Le lesioni riscontrate nel distretto orale (guance, lingua, labbra, gengive, palato duro e molle) sono state classificate in 4 gruppi e in alcuni casi sottoposte ad esame istologico. I risultati hanno permesso di associare la comparsa di particolari tipi di lesioni orali nella fase iniziale del Covid-19, con un andamento severo della stessa connotata da complicanze trombotiche diffuse.

La comparsa ed il rilievo di lesioni orali in fase iniziale suggerisce di iniziare le terapie anti-infiammatorie ed anticoagulanti più precocemente.

“Fino ad oggi – spiega il prof.
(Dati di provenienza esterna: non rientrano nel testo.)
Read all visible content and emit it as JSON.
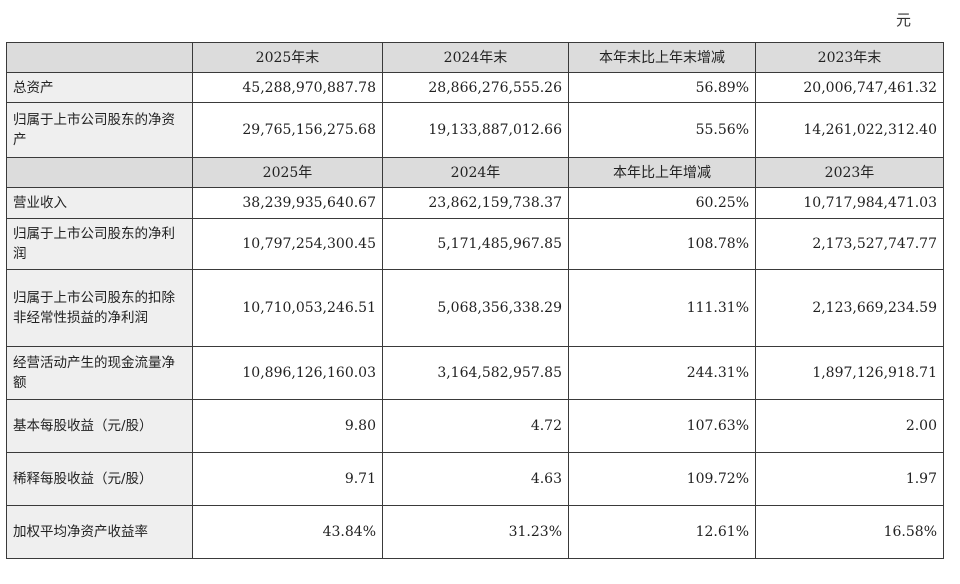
{
  "unit": "元",
  "header_end_of_year": [
    "2025年末",
    "2024年末",
    "本年末比上年末增减",
    "2023年末"
  ],
  "rows_balance": [
    {
      "label": "总资产",
      "v2025": "45,288,970,887.78",
      "v2024": "28,866,276,555.26",
      "change": "56.89%",
      "v2023": "20,006,747,461.32"
    },
    {
      "label": "归属于上市公司股东的净资产",
      "v2025": "29,765,156,275.68",
      "v2024": "19,133,887,012.66",
      "change": "55.56%",
      "v2023": "14,261,022,312.40"
    }
  ],
  "header_year": [
    "2025年",
    "2024年",
    "本年比上年增减",
    "2023年"
  ],
  "rows_income": [
    {
      "label": "营业收入",
      "v2025": "38,239,935,640.67",
      "v2024": "23,862,159,738.37",
      "change": "60.25%",
      "v2023": "10,717,984,471.03"
    },
    {
      "label": "归属于上市公司股东的净利润",
      "v2025": "10,797,254,300.45",
      "v2024": "5,171,485,967.85",
      "change": "108.78%",
      "v2023": "2,173,527,747.77"
    },
    {
      "label": "归属于上市公司股东的扣除非经常性损益的净利润",
      "v2025": "10,710,053,246.51",
      "v2024": "5,068,356,338.29",
      "change": "111.31%",
      "v2023": "2,123,669,234.59"
    },
    {
      "label": "经营活动产生的现金流量净额",
      "v2025": "10,896,126,160.03",
      "v2024": "3,164,582,957.85",
      "change": "244.31%",
      "v2023": "1,897,126,918.71"
    },
    {
      "label": "基本每股收益（元/股）",
      "v2025": "9.80",
      "v2024": "4.72",
      "change": "107.63%",
      "v2023": "2.00"
    },
    {
      "label": "稀释每股收益（元/股）",
      "v2025": "9.71",
      "v2024": "4.63",
      "change": "109.72%",
      "v2023": "1.97"
    },
    {
      "label": "加权平均净资产收益率",
      "v2025": "43.84%",
      "v2024": "31.23%",
      "change": "12.61%",
      "v2023": "16.58%"
    }
  ]
}
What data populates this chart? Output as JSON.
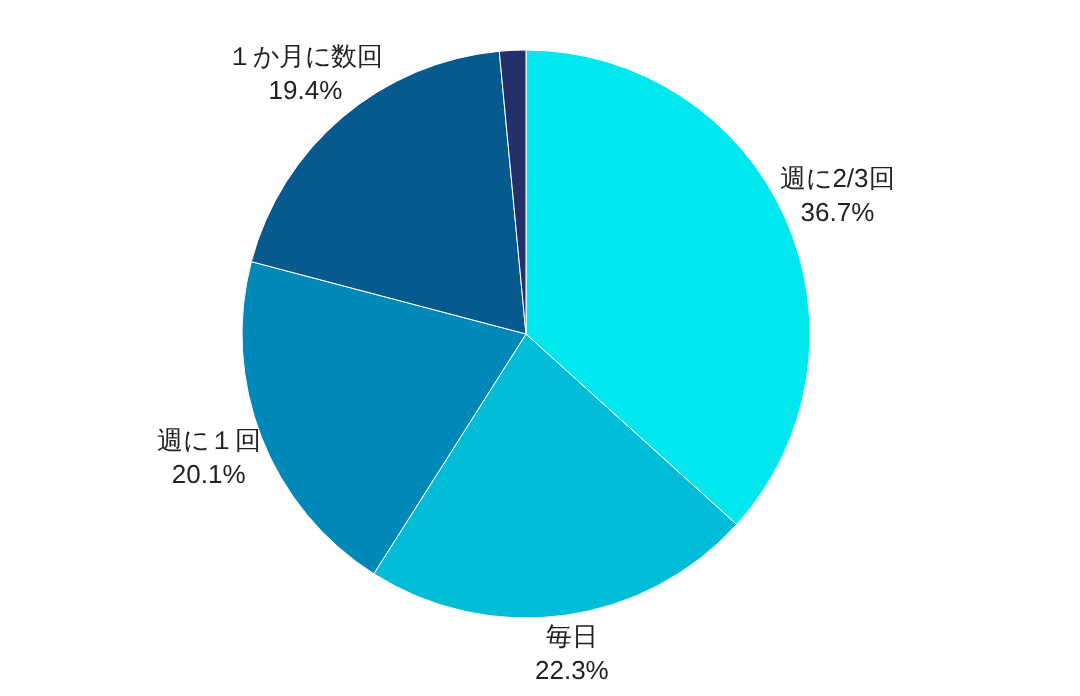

Gianfranco Favia, direttore della UOC di Odontostomatologia del Policlinico di Bari e della Scuola di specializzazione in Chirurgia Orale dell’Università di Bari – pur con svariati milioni di contagi nel mondo non si conosceva la importanza di queste lesioni nel distretto oro-faringeo dei pazienti malati di Covid-19. Quindi, non essendoci dati, abbiamo cominciato questo studio sistematico su un alto numero di pazienti, svolto con estrema difficoltà e rischio da parte degli operatori sanitari coinvolti, per vari motivi: a) i pazienti presenti nei reparti Covid di Pronto Soccorso (direttore prof Vito Procacci) e di Rianimazione 1 (direttore prof Nicola Brienza) sono molto sofferenti e critici, spesso con difficoltà respiratorie e quindi indossano maschere facciali a pressione positiva di ossigeno, o nei casi più gravi tubi endotracheali, b) le ispezioni del cavo oro-faringeo sono tecnicamente difficili, e molto a rischio per chi le effettua per le microparticelle di aerosol di Flügge che sono il massimo vettore di trasmissione del virus”.